I hold an active CISSP and spent four years as a network security engineer before entering the Ph.D. program. That background has been useful in the classroom — students respond to examples drawn from production environments — and I believe it positions me to build the kind of industry advisory relationships that strengthen both program reputation and student placement outcomes.
[University]'s CAE-CD designation and the departmental focus on applied security research align directly with what I want to build. I'd welcome the opportunity to discuss the position with the committee.
[Your Name]
Frequently asked questions
- What degree is required to become an IT Assistant Professor?
- A terminal degree — typically a Ph.D. in information technology, computer science, information systems, or a closely related field — is required for tenure-track positions at four-year universities. Some teaching-focused institutions and community colleges hire candidates with a master's degree plus significant industry experience, particularly in applied or professional programs. ABD (all-but-dissertation) candidates are sometimes hired contingent on degree completion within one to two years.
- How much time is actually spent on research versus teaching?
- It depends almost entirely on the institution's Carnegie classification. R1 and R2 research universities typically expect a 40/40/20 split among research, teaching, and service — sometimes skewing heavier toward research at top-tier programs. Teaching-focused regional universities and liberal arts colleges invert that balance, with 60–70% of effort on instruction. Community colleges rarely have formal research expectations at all.
- Do industry certifications like CISSP or AWS Solutions Architect matter for this role?
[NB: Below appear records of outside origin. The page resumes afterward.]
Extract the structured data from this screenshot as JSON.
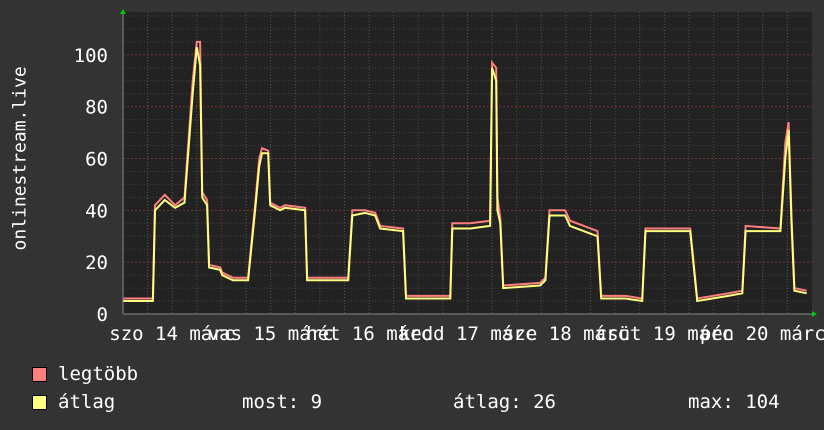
{
  "chart_data": {
    "type": "line",
    "ylabel": "onlinestream.live",
    "ylim": [
      0,
      115
    ],
    "yticks": [
      0,
      20,
      40,
      60,
      80,
      100
    ],
    "xlim_hours": [
      0,
      168
    ],
    "xtick_labels": [
      "szo 14 márc",
      "vas 15 márc",
      "hét 16 márc",
      "kedd 17 márc",
      "sze 18 márc",
      "csüt 19 márc",
      "pén 20 márc"
    ],
    "grid": true,
    "series": [
      {
        "name": "legtöbb",
        "color": "#ff7f7f",
        "points": [
          [
            0,
            6
          ],
          [
            7.3,
            6
          ],
          [
            7.8,
            42
          ],
          [
            10.2,
            46
          ],
          [
            12.7,
            42
          ],
          [
            15,
            45
          ],
          [
            17,
            90
          ],
          [
            18,
            105
          ],
          [
            18.8,
            105
          ],
          [
            19.3,
            47
          ],
          [
            20.5,
            44
          ],
          [
            21,
            19
          ],
          [
            23.7,
            18
          ],
          [
            24.2,
            16
          ],
          [
            26.8,
            14
          ],
          [
            30.5,
            14
          ],
          [
            32.2,
            42
          ],
          [
            33.2,
            60
          ],
          [
            33.9,
            64
          ],
          [
            35.4,
            63
          ],
          [
            35.9,
            43
          ],
          [
            38.3,
            41
          ],
          [
            39.5,
            42
          ],
          [
            44.4,
            41
          ],
          [
            44.9,
            14
          ],
          [
            54.9,
            14
          ],
          [
            55.9,
            40
          ],
          [
            59,
            40
          ],
          [
            61.5,
            39
          ],
          [
            62.7,
            34
          ],
          [
            68.3,
            33
          ],
          [
            69,
            7
          ],
          [
            79.8,
            7
          ],
          [
            80.3,
            35
          ],
          [
            84.7,
            35
          ],
          [
            89.5,
            36
          ],
          [
            90,
            97
          ],
          [
            91,
            95
          ],
          [
            91.3,
            45
          ],
          [
            92,
            37
          ],
          [
            92.7,
            11
          ],
          [
            101.7,
            12
          ],
          [
            103,
            14
          ],
          [
            104,
            40
          ],
          [
            107.8,
            40
          ],
          [
            109,
            36
          ],
          [
            115.7,
            32
          ],
          [
            116.6,
            7
          ],
          [
            122.5,
            7
          ],
          [
            126.6,
            6
          ],
          [
            127.4,
            33
          ],
          [
            138.3,
            33
          ],
          [
            140,
            6
          ],
          [
            147.6,
            8
          ],
          [
            151,
            9
          ],
          [
            151.8,
            34
          ],
          [
            160.3,
            33
          ],
          [
            161.5,
            66
          ],
          [
            162.3,
            74
          ],
          [
            163,
            38
          ],
          [
            163.7,
            10
          ],
          [
            166.7,
            9
          ]
        ]
      },
      {
        "name": "átlag",
        "color": "#ffff7f",
        "points": [
          [
            0,
            5
          ],
          [
            7.3,
            5
          ],
          [
            7.8,
            40
          ],
          [
            10.2,
            44
          ],
          [
            12.7,
            41
          ],
          [
            15,
            43
          ],
          [
            17,
            85
          ],
          [
            18,
            103
          ],
          [
            18.8,
            96
          ],
          [
            19.3,
            45
          ],
          [
            20.5,
            42
          ],
          [
            21,
            18
          ],
          [
            23.7,
            17
          ],
          [
            24.2,
            15
          ],
          [
            26.8,
            13
          ],
          [
            30.5,
            13
          ],
          [
            32.2,
            40
          ],
          [
            33.2,
            57
          ],
          [
            33.9,
            62
          ],
          [
            35.4,
            62
          ],
          [
            35.9,
            42
          ],
          [
            38.3,
            40
          ],
          [
            39.5,
            41
          ],
          [
            44.4,
            40
          ],
          [
            44.9,
            13
          ],
          [
            54.9,
            13
          ],
          [
            55.9,
            38
          ],
          [
            59,
            39
          ],
          [
            61.5,
            38
          ],
          [
            62.7,
            33
          ],
          [
            68.3,
            32
          ],
          [
            69,
            6
          ],
          [
            79.8,
            6
          ],
          [
            80.3,
            33
          ],
          [
            84.7,
            33
          ],
          [
            89.5,
            34
          ],
          [
            90,
            95
          ],
          [
            91,
            90
          ],
          [
            91.3,
            40
          ],
          [
            92,
            35
          ],
          [
            92.7,
            10
          ],
          [
            101.7,
            11
          ],
          [
            103,
            13
          ],
          [
            104,
            38
          ],
          [
            107.8,
            38
          ],
          [
            109,
            34
          ],
          [
            115.7,
            30
          ],
          [
            116.6,
            6
          ],
          [
            122.5,
            6
          ],
          [
            126.6,
            5
          ],
          [
            127.4,
            32
          ],
          [
            138.3,
            32
          ],
          [
            140,
            5
          ],
          [
            147.6,
            7
          ],
          [
            151,
            8
          ],
          [
            151.8,
            32
          ],
          [
            160.3,
            32
          ],
          [
            161.5,
            60
          ],
          [
            162.3,
            71
          ],
          [
            163,
            35
          ],
          [
            163.7,
            9
          ],
          [
            166.7,
            8
          ]
        ]
      }
    ]
  },
  "legend": {
    "max_label": "legtöbb",
    "avg_label": "átlag",
    "current": "most: 9",
    "average": "átlag: 26",
    "maximum": "max: 104"
  }
}
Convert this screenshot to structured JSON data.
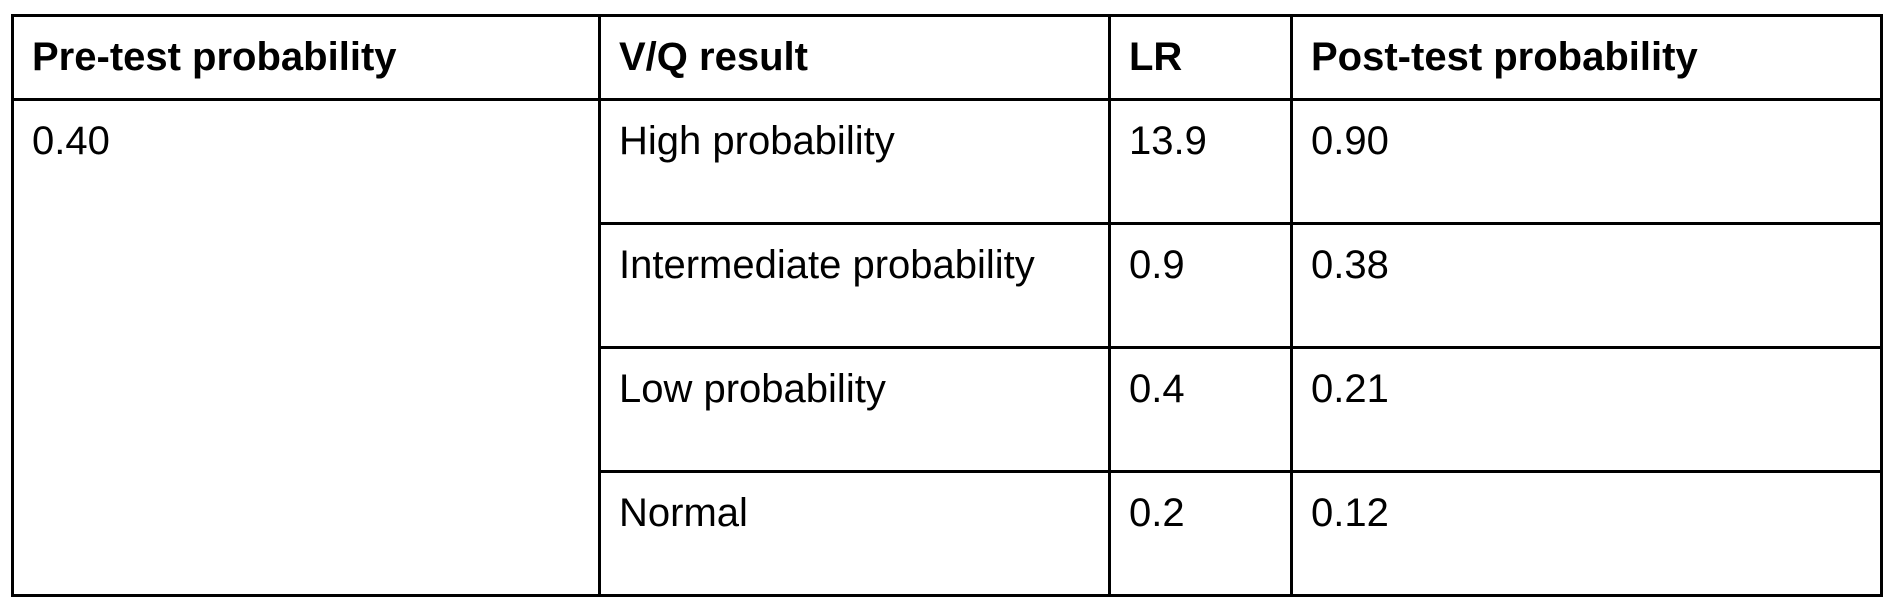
{
  "table": {
    "headers": [
      "Pre-test probability",
      "V/Q result",
      "LR",
      "Post-test probability"
    ],
    "pretest_probability": "0.40",
    "rows": [
      {
        "vq_result": "High probability",
        "lr": "13.9",
        "posttest": "0.90"
      },
      {
        "vq_result": "Intermediate probability",
        "lr": "0.9",
        "posttest": "0.38"
      },
      {
        "vq_result": "Low probability",
        "lr": "0.4",
        "posttest": "0.21"
      },
      {
        "vq_result": "Normal",
        "lr": "0.2",
        "posttest": "0.12"
      }
    ]
  }
}
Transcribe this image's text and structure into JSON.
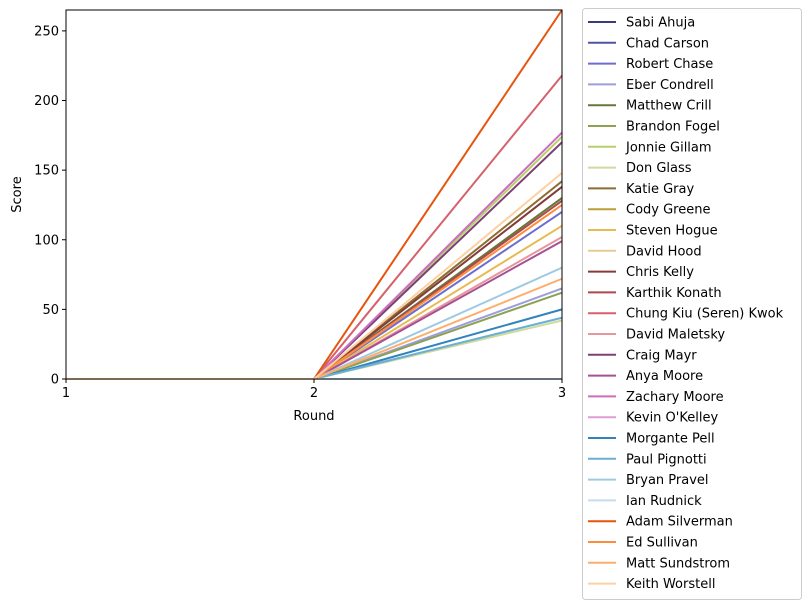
{
  "chart_data": {
    "type": "line",
    "title": "",
    "xlabel": "Round",
    "ylabel": "Score",
    "x": [
      1,
      2,
      3
    ],
    "xticks": [
      "1",
      "2",
      "3"
    ],
    "yticks": [
      "0",
      "50",
      "100",
      "150",
      "200",
      "250"
    ],
    "xlim": [
      1,
      3
    ],
    "ylim": [
      0,
      265
    ],
    "grid": false,
    "legend_placement": "outside-right",
    "series": [
      {
        "name": "Sabi Ahuja",
        "color": "#393b79",
        "values": [
          0,
          0,
          0
        ]
      },
      {
        "name": "Chad Carson",
        "color": "#5254a3",
        "values": [
          0,
          0,
          0
        ]
      },
      {
        "name": "Robert Chase",
        "color": "#6b6ecf",
        "values": [
          0,
          0,
          120
        ]
      },
      {
        "name": "Eber Condrell",
        "color": "#9c9ede",
        "values": [
          0,
          0,
          65
        ]
      },
      {
        "name": "Matthew Crill",
        "color": "#637939",
        "values": [
          0,
          0,
          130
        ]
      },
      {
        "name": "Brandon Fogel",
        "color": "#8ca252",
        "values": [
          0,
          0,
          62
        ]
      },
      {
        "name": "Jonnie Gillam",
        "color": "#b5cf6b",
        "values": [
          0,
          0,
          174
        ]
      },
      {
        "name": "Don Glass",
        "color": "#cedb9c",
        "values": [
          0,
          0,
          42
        ]
      },
      {
        "name": "Katie Gray",
        "color": "#8c6d31",
        "values": [
          0,
          0,
          142
        ]
      },
      {
        "name": "Cody Greene",
        "color": "#bd9e39",
        "values": [
          0,
          0,
          0
        ]
      },
      {
        "name": "Steven Hogue",
        "color": "#e7ba52",
        "values": [
          0,
          0,
          110
        ]
      },
      {
        "name": "David Hood",
        "color": "#e7cb94",
        "values": [
          0,
          0,
          0
        ]
      },
      {
        "name": "Chris Kelly",
        "color": "#843c39",
        "values": [
          0,
          0,
          138
        ]
      },
      {
        "name": "Karthik Konath",
        "color": "#ad494a",
        "values": [
          0,
          0,
          128
        ]
      },
      {
        "name": "Chung Kiu (Seren) Kwok",
        "color": "#d6616b",
        "values": [
          0,
          0,
          218
        ]
      },
      {
        "name": "David Maletsky",
        "color": "#e7969c",
        "values": [
          0,
          0,
          102
        ]
      },
      {
        "name": "Craig Mayr",
        "color": "#7b4173",
        "values": [
          0,
          0,
          170
        ]
      },
      {
        "name": "Anya Moore",
        "color": "#a55194",
        "values": [
          0,
          0,
          99
        ]
      },
      {
        "name": "Zachary Moore",
        "color": "#ce6dbd",
        "values": [
          0,
          0,
          177
        ]
      },
      {
        "name": "Kevin O'Kelley",
        "color": "#de9ed6",
        "values": [
          0,
          0,
          0
        ]
      },
      {
        "name": "Morgante Pell",
        "color": "#3182bd",
        "values": [
          0,
          0,
          50
        ]
      },
      {
        "name": "Paul Pignotti",
        "color": "#6baed6",
        "values": [
          0,
          0,
          44
        ]
      },
      {
        "name": "Bryan Pravel",
        "color": "#9ecae1",
        "values": [
          0,
          0,
          80
        ]
      },
      {
        "name": "Ian Rudnick",
        "color": "#c6dbef",
        "values": [
          0,
          0,
          0
        ]
      },
      {
        "name": "Adam Silverman",
        "color": "#e6550d",
        "values": [
          0,
          0,
          265
        ]
      },
      {
        "name": "Ed Sullivan",
        "color": "#fd8d3c",
        "values": [
          0,
          0,
          125
        ]
      },
      {
        "name": "Matt Sundstrom",
        "color": "#fdae6b",
        "values": [
          0,
          0,
          72
        ]
      },
      {
        "name": "Keith Worstell",
        "color": "#fdd0a2",
        "values": [
          0,
          0,
          148
        ]
      }
    ]
  }
}
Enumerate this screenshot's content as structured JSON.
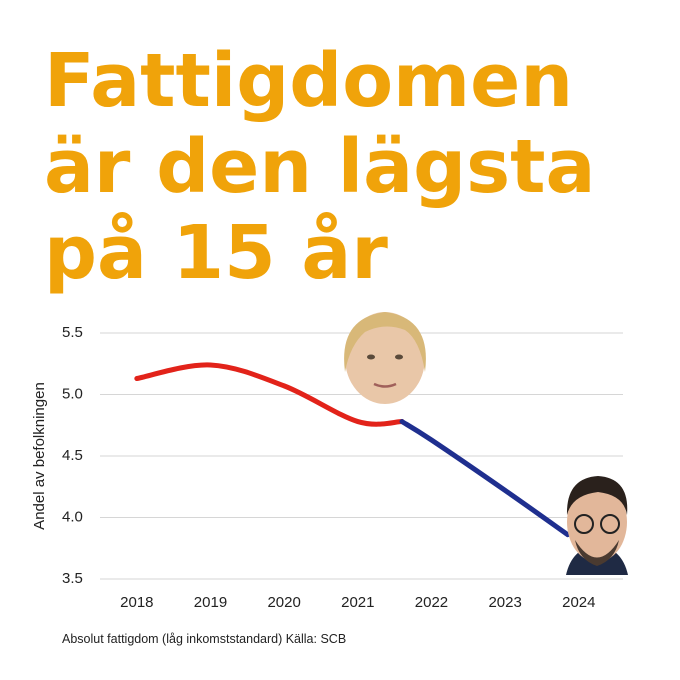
{
  "chart_data": {
    "type": "line",
    "title": [
      "Fattigdomen",
      "är den lägsta",
      "på 15 år"
    ],
    "y_label": "Andel av befolkningen",
    "note": "Absolut fattigdom (låg inkomststandard) Källa: SCB",
    "x": [
      2018,
      2019,
      2020,
      2021,
      2021.6,
      2022,
      2023,
      2023.85
    ],
    "series": [
      {
        "color": "#e2231a",
        "values": [
          5.13,
          5.24,
          5.07,
          4.78,
          4.78,
          null,
          null,
          null
        ]
      },
      {
        "color": "#1f2f8f",
        "values": [
          null,
          null,
          null,
          null,
          4.78,
          4.63,
          4.22,
          3.86
        ]
      }
    ],
    "xlim": [
      2017.5,
      2024.6
    ],
    "xticks": [
      2018,
      2019,
      2020,
      2021,
      2022,
      2023,
      2024
    ],
    "ylim": [
      3.5,
      5.5
    ],
    "yticks": [
      3.5,
      {
        "value": 4,
        "label": "4.0"
      },
      4.5,
      {
        "value": 5,
        "label": "5.0"
      },
      5.5
    ],
    "grid": true
  }
}
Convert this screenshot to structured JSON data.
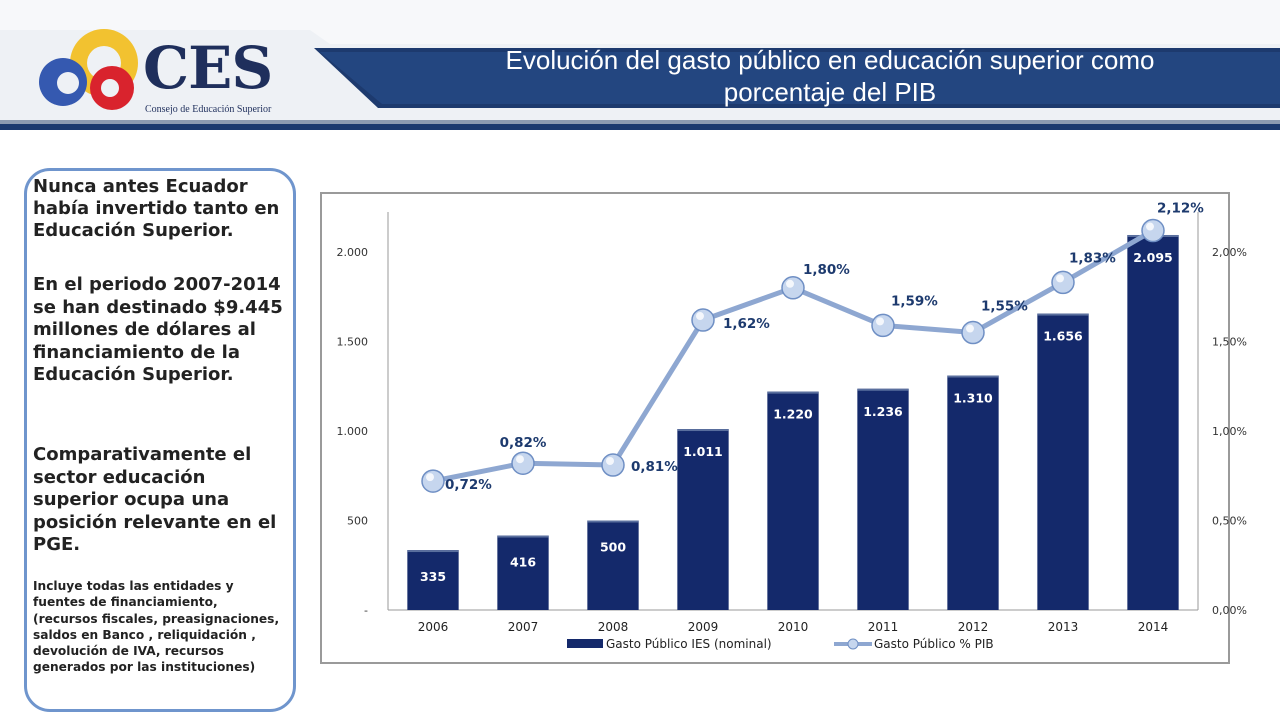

- They matter more at teaching-focused and community college positions than at research universities, where publication record takes priority. For programs with strong industry ties — cybersecurity, cloud, networking — holding or having held certifications signals currency to students and advisory boards. Some institutions list relevant certifications as preferred qualifications, particularly for positions tied to NSA/DHS National Centers of Academic Excellence in Cyber Defense (CAE-CD) designation.
- How is AI and automation changing what IT faculty need to teach and research?
- Generative AI has forced rapid curriculum revision across IT programs — courses on prompt engineering, AI governance, and LLM deployment are moving from electives to core requirements at many institutions. Faculty are expected to integrate AI tools into lab assignments and to stay current with how automation is reshaping the roles students will enter. On the research side, AI applications in cybersecurity, network management, and human-computer interaction have become high-priority funding areas for NSF and DARPA.
- What does the tenure review process look like for an IT Assistant Professor?
- Most institutions allow six years to build a tenure case, with a third-year review serving as a mid-point check. The dossier typically covers teaching evaluations, peer observation reports, a publication record with peer-reviewed articles or conference proceedings, and documented service contributions. Research universities weight publications and grant activity heavily; teaching-focused schools give more credit to course development, advising load, and community engagement.